É maravilhoso por isso perceber nas crianças a insistência indomável em “existir” em cada momento, em cada paragem, em cada questão colocada, em cada birra entoada, em cada “eu estou aqui e quero estar aqui agora e não nesse plano fantástico que vocês fizeram”.

Não houve birras entoadas no nosso Concerto de Ano Novo. Houve risos para os amigos e para os adultos. Houve dedos levantados numa ânsia de partilhar “Eu conheço essa música!!”. Houve uma vontade de acertar com o ritmo através dos pequenos instrumentos facilitados e de povoar o ar com as cores dos pompons.
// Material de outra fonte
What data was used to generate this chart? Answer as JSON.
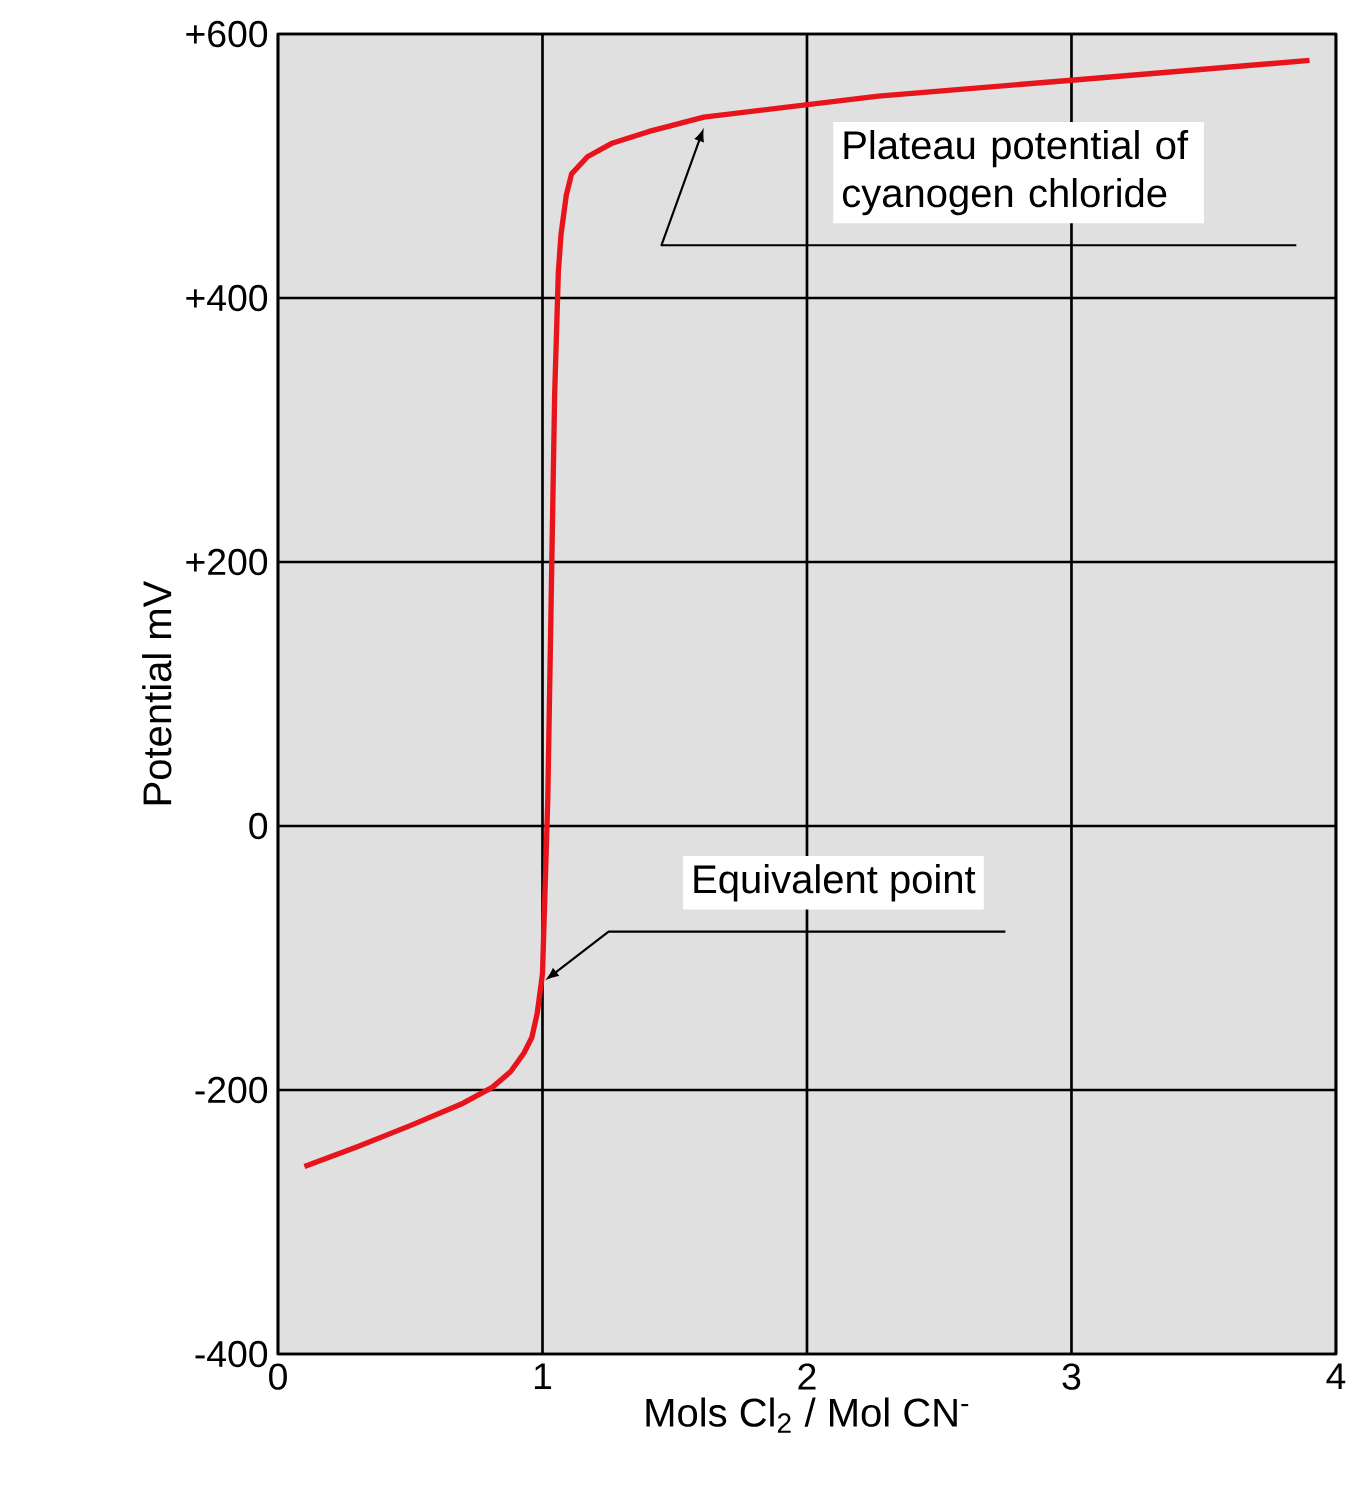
{
  "chart_data": {
    "type": "line",
    "xlabel": "Mols  Cl$_{2}$ / Mol  CN$^{-}$",
    "ylabel": "Potential mV",
    "xlim": [
      0,
      4
    ],
    "xticks": [
      0,
      1,
      2,
      3,
      4
    ],
    "ylim": [
      -400,
      600
    ],
    "yticks": [
      {
        "value": 600,
        "label": "+600"
      },
      {
        "value": 400,
        "label": "+400"
      },
      {
        "value": 200,
        "label": "+200"
      },
      0,
      -200,
      -400
    ],
    "grid": true,
    "marker": "none",
    "line_style": "solid",
    "series": [
      {
        "color": "#e8141b",
        "x": [
          0.1,
          0.3,
          0.5,
          0.7,
          0.81,
          0.88,
          0.93,
          0.96,
          0.98,
          1.0,
          1.02,
          1.046,
          1.06,
          1.07,
          1.09,
          1.11,
          1.17,
          1.26,
          1.4,
          1.61,
          2.27,
          3.0,
          3.9
        ],
        "values": [
          -258,
          -243,
          -227,
          -210,
          -198,
          -186,
          -172,
          -160,
          -142,
          -112,
          20,
          327,
          420,
          448,
          478,
          494,
          507,
          517,
          526,
          537,
          553,
          565,
          580
        ]
      }
    ],
    "annotations": [
      {
        "text": "Plateau potential of cyanogen chloride",
        "x": 1.61,
        "y": 529
      },
      {
        "text": "Equivalent point",
        "x": 1.01,
        "y": -117
      }
    ]
  }
}
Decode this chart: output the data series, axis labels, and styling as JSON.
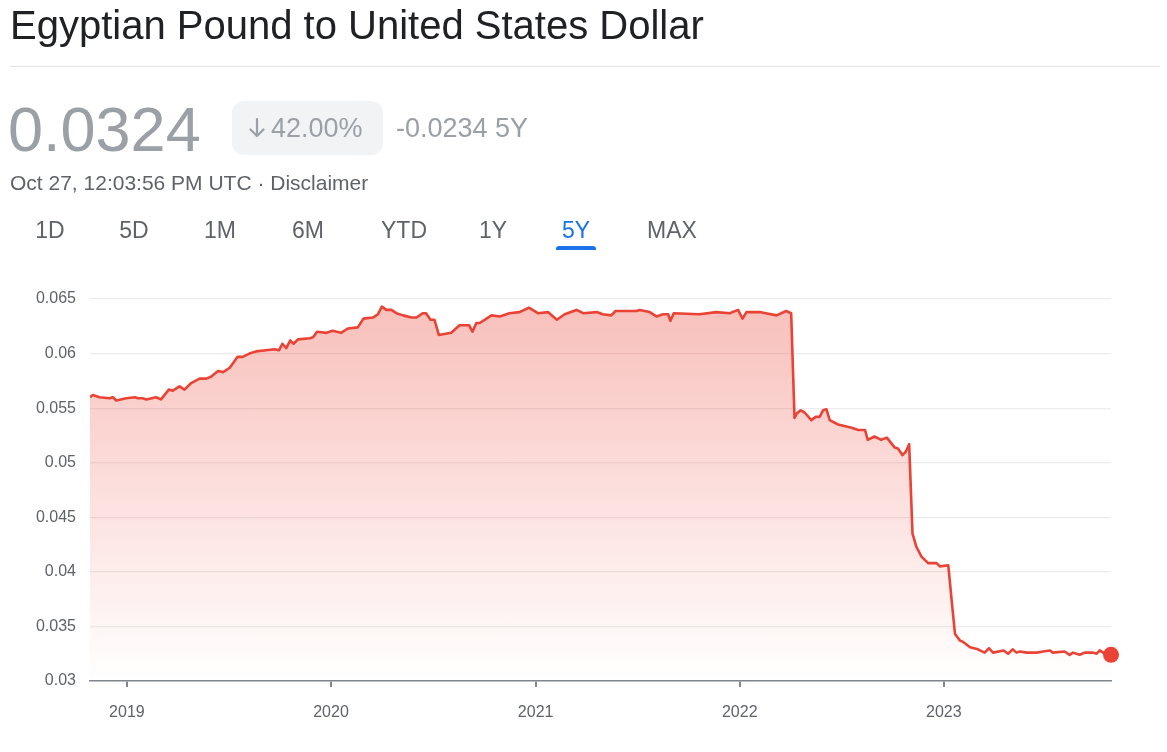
{
  "chart_data": {
    "type": "area",
    "title": "Egyptian Pound to United States Dollar",
    "annotations": [
      "0.0324",
      "42.00%",
      "-0.0234 5Y",
      "Oct 27, 12:03:56 PM UTC · Disclaimer",
      "1D",
      "5D",
      "1M",
      "6M",
      "YTD",
      "1Y",
      "5Y",
      "MAX"
    ],
    "series": [
      {
        "type": "area",
        "color": "#ea4335",
        "x": [
          "2018-10-27",
          "2018-11-01",
          "2018-11-13",
          "2018-12-01",
          "2018-12-07",
          "2018-12-13",
          "2018-12-31",
          "2019-01-15",
          "2019-01-21",
          "2019-01-29",
          "2019-02-05",
          "2019-02-22",
          "2019-03-03",
          "2019-03-17",
          "2019-03-24",
          "2019-04-05",
          "2019-04-14",
          "2019-04-26",
          "2019-05-11",
          "2019-05-23",
          "2019-06-01",
          "2019-06-13",
          "2019-06-22",
          "2019-07-04",
          "2019-07-18",
          "2019-07-27",
          "2019-08-08",
          "2019-08-20",
          "2019-09-07",
          "2019-09-22",
          "2019-09-30",
          "2019-10-06",
          "2019-10-13",
          "2019-10-20",
          "2019-10-26",
          "2019-11-03",
          "2019-11-24",
          "2019-11-30",
          "2019-12-07",
          "2019-12-24",
          "2020-01-04",
          "2020-01-19",
          "2020-01-31",
          "2020-02-18",
          "2020-02-28",
          "2020-03-16",
          "2020-03-25",
          "2020-04-01",
          "2020-04-09",
          "2020-04-18",
          "2020-04-27",
          "2020-05-09",
          "2020-05-24",
          "2020-06-02",
          "2020-06-13",
          "2020-06-19",
          "2020-06-27",
          "2020-07-04",
          "2020-07-12",
          "2020-08-03",
          "2020-08-18",
          "2020-09-04",
          "2020-09-10",
          "2020-09-17",
          "2020-09-23",
          "2020-10-14",
          "2020-10-29",
          "2020-11-15",
          "2020-12-03",
          "2020-12-20",
          "2021-01-05",
          "2021-01-23",
          "2021-02-08",
          "2021-02-22",
          "2021-03-15",
          "2021-03-27",
          "2021-04-20",
          "2021-05-01",
          "2021-05-16",
          "2021-05-24",
          "2021-06-30",
          "2021-07-06",
          "2021-07-24",
          "2021-08-05",
          "2021-08-17",
          "2021-08-26",
          "2021-08-30",
          "2021-09-05",
          "2021-10-21",
          "2021-11-20",
          "2021-12-14",
          "2021-12-29",
          "2022-01-06",
          "2022-01-13",
          "2022-02-06",
          "2022-03-08",
          "2022-03-25",
          "2022-04-03",
          "2022-04-09",
          "2022-04-13",
          "2022-04-20",
          "2022-04-27",
          "2022-05-09",
          "2022-05-17",
          "2022-05-24",
          "2022-05-30",
          "2022-06-05",
          "2022-06-11",
          "2022-06-26",
          "2022-07-20",
          "2022-08-01",
          "2022-08-13",
          "2022-08-18",
          "2022-08-30",
          "2022-09-11",
          "2022-09-21",
          "2022-10-05",
          "2022-10-11",
          "2022-10-19",
          "2022-10-25",
          "2022-10-31",
          "2022-11-06",
          "2022-11-13",
          "2022-11-22",
          "2022-12-04",
          "2022-12-19",
          "2022-12-25",
          "2023-01-09",
          "2023-01-15",
          "2023-01-21",
          "2023-01-30",
          "2023-02-04",
          "2023-02-17",
          "2023-03-03",
          "2023-03-15",
          "2023-03-23",
          "2023-03-30",
          "2023-04-18",
          "2023-04-26",
          "2023-05-04",
          "2023-05-11",
          "2023-05-17",
          "2023-05-29",
          "2023-06-16",
          "2023-06-28",
          "2023-07-10",
          "2023-07-15",
          "2023-08-05",
          "2023-08-14",
          "2023-08-20",
          "2023-09-01",
          "2023-09-10",
          "2023-09-25",
          "2023-10-01",
          "2023-10-07",
          "2023-10-13",
          "2023-10-27"
        ],
        "values": [
          0.056,
          0.0562,
          0.056,
          0.0559,
          0.056,
          0.0557,
          0.0559,
          0.056,
          0.0559,
          0.0559,
          0.0558,
          0.056,
          0.0558,
          0.0567,
          0.0566,
          0.057,
          0.0567,
          0.0573,
          0.0577,
          0.0577,
          0.0579,
          0.0584,
          0.0583,
          0.0587,
          0.0597,
          0.0597,
          0.06,
          0.0602,
          0.0603,
          0.0604,
          0.0603,
          0.0609,
          0.0605,
          0.0612,
          0.0609,
          0.0613,
          0.0614,
          0.0615,
          0.062,
          0.0619,
          0.0621,
          0.0619,
          0.0623,
          0.0624,
          0.0632,
          0.0633,
          0.0636,
          0.0643,
          0.064,
          0.064,
          0.0637,
          0.0635,
          0.0633,
          0.0633,
          0.0637,
          0.0637,
          0.0631,
          0.0631,
          0.0617,
          0.0619,
          0.0626,
          0.0626,
          0.062,
          0.0628,
          0.0628,
          0.0635,
          0.0634,
          0.0637,
          0.0638,
          0.0642,
          0.0637,
          0.0638,
          0.0631,
          0.0636,
          0.064,
          0.0637,
          0.0638,
          0.0636,
          0.0635,
          0.0639,
          0.0639,
          0.064,
          0.0638,
          0.0634,
          0.0636,
          0.0636,
          0.063,
          0.0637,
          0.0636,
          0.0638,
          0.0637,
          0.064,
          0.0632,
          0.0638,
          0.0638,
          0.0635,
          0.0639,
          0.0637,
          0.0541,
          0.0545,
          0.0548,
          0.0546,
          0.0539,
          0.0542,
          0.0542,
          0.0548,
          0.0549,
          0.0539,
          0.0535,
          0.0532,
          0.053,
          0.053,
          0.0521,
          0.0524,
          0.0521,
          0.0523,
          0.0514,
          0.0513,
          0.0507,
          0.051,
          0.0517,
          0.0435,
          0.0423,
          0.0414,
          0.0408,
          0.0408,
          0.0405,
          0.0406,
          0.0374,
          0.0343,
          0.0337,
          0.0336,
          0.0331,
          0.0329,
          0.0326,
          0.033,
          0.0326,
          0.0328,
          0.0325,
          0.0329,
          0.0326,
          0.0327,
          0.0326,
          0.0326,
          0.0327,
          0.0328,
          0.0326,
          0.0327,
          0.0324,
          0.0326,
          0.0324,
          0.0326,
          0.0326,
          0.0325,
          0.0328,
          0.0326,
          0.0324
        ]
      },
      {
        "type": "scatter",
        "color": "#ea4335",
        "marker": "circle",
        "x": [
          "2023-10-27"
        ],
        "values": [
          0.0324
        ]
      }
    ],
    "xlim": [
      "2018-10-27",
      "2023-10-27"
    ],
    "xticks": [
      {
        "value": "2019-01-01",
        "label": "2019"
      },
      {
        "value": "2020-01-01",
        "label": "2020"
      },
      {
        "value": "2021-01-01",
        "label": "2021"
      },
      {
        "value": "2022-01-01",
        "label": "2022"
      },
      {
        "value": "2023-01-01",
        "label": "2023"
      }
    ],
    "ylim": [
      0.03,
      0.065
    ],
    "yticks": [
      0.03,
      0.035,
      0.04,
      0.045,
      0.05,
      0.055,
      0.06,
      0.065
    ],
    "grid": "y",
    "legend": false
  }
}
Não sei se devemos às crianças pararmos o nosso hábito de vivermos o amanhã em lugar de o hoje. Mas tenho a certeza que lhes devemos a liberdade de poderem escolher viver serenas cada “agora” do seu dia; e de as protegermos de qualquer formatação social que as faça crer, que olhar uma flor hoje horas sem fim é inútil… em comparação com correr para o jardim imenso que o amanhã talvez traga.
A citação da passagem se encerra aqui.